His words were comforting but he was also stepping on my little pity party that I was having at the same time. It was a reality check.

Finally the commentary ended with a poem that again was very personal in that my father was a Corps of Engineers river boat pilot on the Mississippi. I never remembered being afraid as I once stood beside him as he steered his large boat with such ease and confidence from Greenville to Vicksburg one day. Our Father in Heaven wants us to feel the same freedom from fear that I felt with my earthly father.

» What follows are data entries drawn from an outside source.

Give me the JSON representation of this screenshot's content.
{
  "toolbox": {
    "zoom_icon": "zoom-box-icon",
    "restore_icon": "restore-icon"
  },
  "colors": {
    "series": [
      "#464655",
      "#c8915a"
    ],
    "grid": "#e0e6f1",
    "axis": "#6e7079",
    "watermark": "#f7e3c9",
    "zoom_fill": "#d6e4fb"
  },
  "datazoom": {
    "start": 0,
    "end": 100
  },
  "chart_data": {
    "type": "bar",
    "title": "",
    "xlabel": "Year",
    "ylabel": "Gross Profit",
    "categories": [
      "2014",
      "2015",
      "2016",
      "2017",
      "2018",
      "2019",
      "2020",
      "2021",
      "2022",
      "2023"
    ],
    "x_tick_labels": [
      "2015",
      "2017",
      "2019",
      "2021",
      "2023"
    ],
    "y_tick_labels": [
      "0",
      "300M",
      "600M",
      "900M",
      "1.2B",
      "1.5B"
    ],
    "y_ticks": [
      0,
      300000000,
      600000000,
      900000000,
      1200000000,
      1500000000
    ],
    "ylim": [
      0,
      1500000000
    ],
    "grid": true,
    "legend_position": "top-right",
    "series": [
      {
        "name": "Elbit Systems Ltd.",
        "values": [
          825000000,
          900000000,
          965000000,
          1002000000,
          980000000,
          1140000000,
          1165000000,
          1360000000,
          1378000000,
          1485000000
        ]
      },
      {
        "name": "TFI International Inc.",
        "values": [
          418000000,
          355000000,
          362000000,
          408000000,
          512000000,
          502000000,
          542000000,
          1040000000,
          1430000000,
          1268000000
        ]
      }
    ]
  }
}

“As moves my fragile bark across the storm-swept sea,

Great waves beat o’er her side, as north wind blows;

Deep in the darkness hid lie threatening rocks and shoals;

But all of these, and more, my Pilot knows.

Sometimes when dark the night, and every light gone out,

I wonder to what port my frail ship goes;

Still though the night be long, and restless all my hours,

My distant goal, I’m sure, my Pilot knows.”

– Thomas Curtis Clark

This commentary was so powerful and meaningful to me that when I raised my tear stained face, I almost expected to see God all Mighty or an Angel standing near the table. I was literally that assured that He was going to take care of everything and you know, he did and he will for you as well.